I first found this video because Mike sent me an article written by Michele giving his opinion as to whether or not creekboaters who want to improve their technique will benefit from practicing in an actual slalom boat or a creekboat.  Seeing as he started out in slalom and moved to Class V creeking, he’s a pretty good person to hear that from, I think.  Here’s the link to that creekboat-slalom kayaking article.

I like how at around 5:20 in this video there’s a breakdown of how much arm versus torso you’re likely to use depending on what you’re doing – flatwater, slalom, sea kayaking, creeking, etc.  and the footage of things being done both the wrong and the right way is super helpful too.  Michele was also nice enough to write back to me several times when I emailed him about the video temporarily not working, which I know from experience is not an easy thing to keep up with when you’ve got 500 other things going on.


Simon - March 11, 2014

I really like Michele’s articles and videos. I’m not sure that I agree with his article on slalom though. Especially because he mentions several advantages to practising it.

In times when the water is low slalom is a fantastic way of making easy rapids hard, and also for getting experience in a different, and very tippy boat! Slalom also teaches pro active paddling and using the water to help you get to your destination.

I think the key is to practice slalom while being mindful of how it applies to your river running and creeking. Remember that slalom was developed in the first place to teach essential river running skills in a safe environment. Only later did it evolve into a competition sport.

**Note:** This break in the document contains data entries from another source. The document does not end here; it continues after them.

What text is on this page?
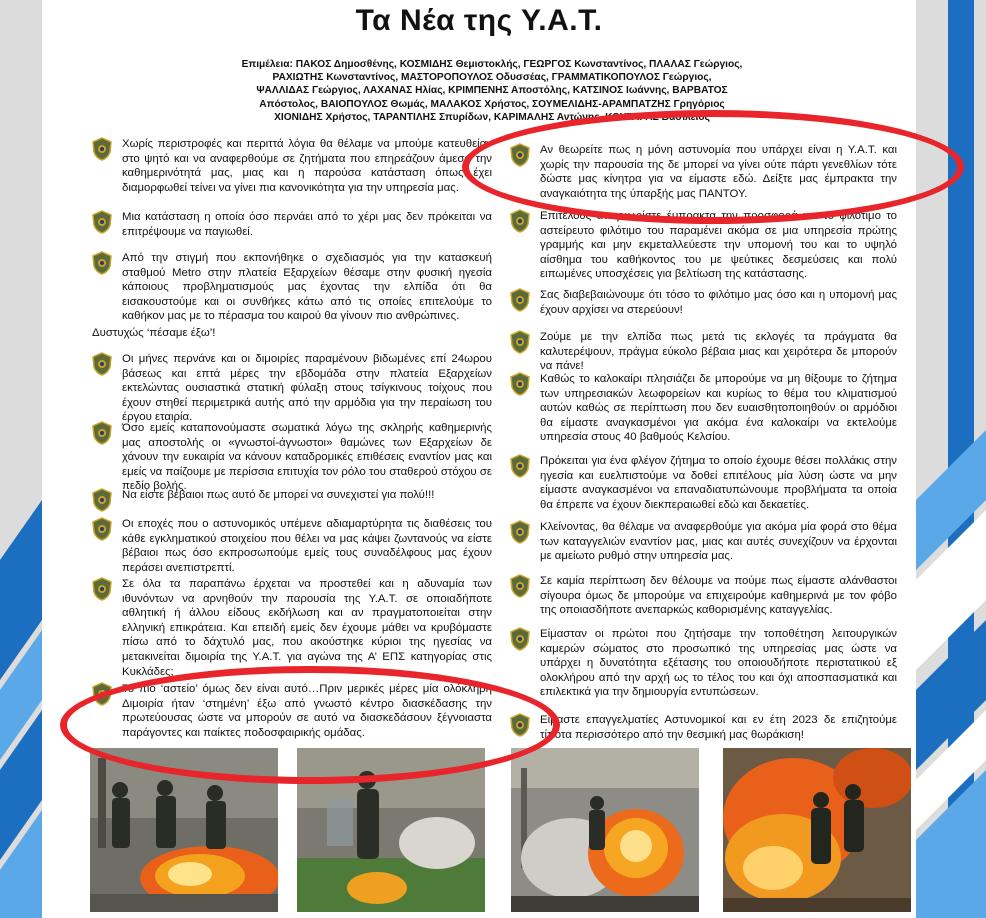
Τα Νέα της Υ.Α.Τ.
Επιμέλεια: ΠΑΚΟΣ Δημοσθένης, ΚΟΣΜΙΔΗΣ Θεμιστοκλής, ΓΕΩΡΓΟΣ Κωνσταντίνος, ΠΛΑΛΑΣ Γεώργιος,
ΡΑΧΙΩΤΗΣ Κωνσταντίνος, ΜΑΣΤΟΡΟΠΟΥΛΟΣ Οδυσσέας, ΓΡΑΜΜΑΤΙΚΟΠΟΥΛΟΣ Γεώργιος,
ΨΑΛΛΙΔΑΣ Γεώργιος, ΛΑΧΑΝΑΣ Ηλίας, ΚΡΙΜΠΕΝΗΣ Αποστόλης, ΚΑΤΣΙΝΟΣ Ιωάννης, ΒΑΡΒΑΤΟΣ
Απόστολος, ΒΑΙΟΠΟΥΛΟΣ Θωμάς, ΜΑΛΑΚΟΣ Χρήστος, ΣΟΥΜΕΛΙΔΗΣ-ΑΡΑΜΠΑΤΖΗΣ Γρηγόριος
ΧΙΟΝΙΔΗΣ Χρήστος, ΤΑΡΑΝΤΙΛΗΣ Σπυρίδων, ΚΑΡΙΜΑΛΗΣ Αντώνης, ΚΟΥΤΑΡΑΣ Βασίλειος
Χωρίς περιστροφές και περιττά λόγια θα θέλαμε να μπούμε κατευθείαν στο ψητό και να αναφερθούμε σε ζητήματα που επηρεάζουν άμεσα την καθημερινότητά μας, μιας και η παρούσα κατάσταση όπως έχει διαμορφωθεί τείνει να γίνει πια κανονικότητα για την υπηρεσία μας.
Μια κατάσταση η οποία όσο περνάει από το χέρι μας δεν πρόκειται να επιτρέψουμε να παγιωθεί.
Από την στιγμή που εκπονήθηκε ο σχεδιασμός για την κατασκευή σταθμού Metro στην πλατεία Εξαρχείων θέσαμε στην φυσική ηγεσία κάποιους προβληματισμούς μας έχοντας την ελπίδα ότι θα εισακουστούμε και οι συνθήκες κάτω από τις οποίες επιτελούμε το καθήκον μας με το πέρασμα του καιρού θα γίνουν πιο ανθρώπινες.
Δυστυχώς ‘πέσαμε έξω’!
Οι μήνες περνάνε και οι διμοιρίες παραμένουν βιδωμένες επί 24ωρου βάσεως και επτά μέρες την εβδομάδα στην πλατεία Εξαρχείων εκτελώντας ουσιαστικά στατική φύλαξη στους τσίγκινους τοίχους που έχουν στηθεί περιμετρικά αυτής από την αρμόδια για την περαίωση του έργου εταιρία.
Όσο εμείς καταπονούμαστε σωματικά λόγω της σκληρής καθημερινής μας αποστολής οι «γνωστοί-άγνωστοι» θαμώνες των Εξαρχείων δε χάνουν την ευκαιρία να κάνουν καταδρομικές επιθέσεις εναντίον μας και εμείς να παίζουμε με περίσσια επιτυχία τον ρόλο του σταθερού στόχου σε πεδίο βολής.
Να είστε βέβαιοι πως αυτό δε μπορεί να συνεχιστεί για πολύ!!!
Οι εποχές που ο αστυνομικός υπέμενε αδιαμαρτύρητα τις διαθέσεις του κάθε εγκληματικού στοιχείου που θέλει να μας κάψει ζωντανούς να είστε βέβαιοι πως όσο εκπροσωπούμε εμείς τους συναδέλφους μας έχουν περάσει ανεπιστρεπτί.
Σε όλα τα παραπάνω έρχεται να προστεθεί και η αδυναμία των ιθυνόντων να αρνηθούν την παρουσία της Υ.Α.Τ. σε οποιαδήποτε αθλητική ή άλλου είδους εκδήλωση και αν πραγματοποιείται στην ελληνική επικράτεια. Και επειδή εμείς δεν έχουμε μάθει να κρυβόμαστε πίσω από το δάχτυλό μας, που ακούστηκε κύριοι της ηγεσίας να μετακινείται διμοιρία της Υ.Α.Τ. για αγώνα της Α’ ΕΠΣ κατηγορίας στις Κυκλάδες;
Το πιο ‘αστείο’ όμως δεν είναι αυτό…Πριν μερικές μέρες μία ολόκληρη Διμοιρία ήταν ‘στημένη’ έξω από γνωστό κέντρο διασκέδασης την πρωτεύουσας ώστε να μπορούν σε αυτό να διασκεδάσουν ξέγνοιαστα παράγοντες και παίκτες ποδοσφαιρικής ομάδας.
Αν θεωρείτε πως η μόνη αστυνομία που υπάρχει είναι η Υ.Α.Τ. και χωρίς την παρουσία της δε μπορεί να γίνει ούτε πάρτι γενεθλίων τότε δώστε μας κίνητρα για να είμαστε εδώ. Δείξτε μας έμπρακτα την αναγκαιότητα της ύπαρξής μας ΠΑΝΤΟΥ.
Επιτέλους αναγνωρίστε έμπρακτα την προσφορά και το φιλότιμο το αστείρευτο φιλότιμο του παραμένει ακόμα σε μια υπηρεσία πρώτης γραμμής και μην εκμεταλλεύεστε την υπομονή του και το υψηλό αίσθημα του καθήκοντος του με ψεύτικες δεσμεύσεις και πολύ ειπωμένες υποσχέσεις για βελτίωση της κατάστασης.
Σας διαβεβαιώνουμε ότι τόσο το φιλότιμο μας όσο και η υπομονή μας έχουν αρχίσει να στερεύουν!
Ζούμε με την ελπίδα πως μετά τις εκλογές τα πράγματα θα καλυτερέψουν, πράγμα εύκολο βέβαια μιας και χειρότερα δε μπορούν να πάνε!
Καθώς το καλοκαίρι πλησιάζει δε μπορούμε να μη θίξουμε το ζήτημα των υπηρεσιακών λεωφορείων και κυρίως το θέμα του κλιματισμού αυτών καθώς σε περίπτωση που δεν ευαισθητοποιηθούν οι αρμόδιοι θα είμαστε αναγκασμένοι για ακόμα ένα καλοκαίρι να εκτελούμε υπηρεσία στους 40 βαθμούς Κελσίου.
Πρόκειται για ένα φλέγον ζήτημα το οποίο έχουμε θέσει πολλάκις στην ηγεσία και ευελπιστούμε να δοθεί επιτέλους μία λύση ώστε να μην είμαστε αναγκασμένοι να επαναδιατυπώνουμε προβλήματα τα οποία θα έπρεπε να έχουν διεκπεραιωθεί εδώ και δεκαετίες.
Κλείνοντας, θα θέλαμε να αναφερθούμε για ακόμα μία φορά στο θέμα των καταγγελιών εναντίον μας, μιας και αυτές συνεχίζουν να έρχονται με αμείωτο ρυθμό στην υπηρεσία μας.
Σε καμία περίπτωση δεν θέλουμε να πούμε πως είμαστε αλάνθαστοι σίγουρα όμως δε μπορούμε να επιχειρούμε καθημερινά με τον φόβο της οποιασδήποτε ανεπαρκώς καθορισμένης καταγγελίας.
Είμασταν οι πρώτοι που ζητήσαμε την τοποθέτηση λειτουργικών καμερών σώματος στο προσωπικό της υπηρεσίας μας ώστε να υπάρχει η δυνατότητα εξέτασης του οποιουδήποτε περιστατικού εξ ολοκλήρου από την αρχή ως το τέλος του και όχι αποσπασματικά και επιλεκτικά για την δημιουργία εντυπώσεων.
Είμαστε επαγγελματίες Αστυνομικοί και εν έτη 2023 δε επιζητούμε τίποτα περισσότερο από την θεσμική μας θωράκιση!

Variety I think is the key to being good. It’s an irony of Michele’s article that despite what he says, his practice of slalom originally probably equipped him with all the skills to become a great creek boater!

Irene - March 11, 2014

Hey Simon, thanks for your comment, I think one of the things he was saying was about people asking if they should get a slalom boat to practice slalom for creeking or if it made more sense to practice it in a creekboat, and he thinks a creekboat is more useful because there are some moves, like slicing the stern underwater on a turn, that pretty much don’t happen with creekboats. But I see your point as well about practicing slalom in a tippy and responsive boat, and I think maybe from the perspective of someone like me who has never done slalom there’s a ‘you don’t know what you don’t know’ factor going on in which it might be helpful to get a feel for how a boat reacts that’s built for slalom so that you have a better idea of what feel to shoot for in a creekboat, even though obviously not all of the same moves will be possible. Kayakers with slalom training are the ones cleaning up on a lot of creek race competitions, that’s for sure.

Simon - March 11, 2014

Reading the article more he may well have been referring to practicing slalom in a creek boat. It is true that there are moves that are not applicable to creeking and modern river running. I am a novice at slalom, but I practice it to help my general river running. I told my coach from the outset that this was why I was doing it, and so I wasn’t interested in developing techniques such as holding the top hand arm behind the head when doing stern dip turns etc.

Having said that going in a slalom boat really is a good experience. Not least because they are so nice to paddle! Fast, with lots of glide. I also love going in them because they do require good balance and very precise edge control. The rear tail can catch quite easily, and what you think is a mild edge in a creek boat gives you an extreme edge for the same effort in a slalom boat. So it trains awareness of those aspects.

Most of all though, it is fun! :-) I thoroughly recommend it if you get a chance to do so.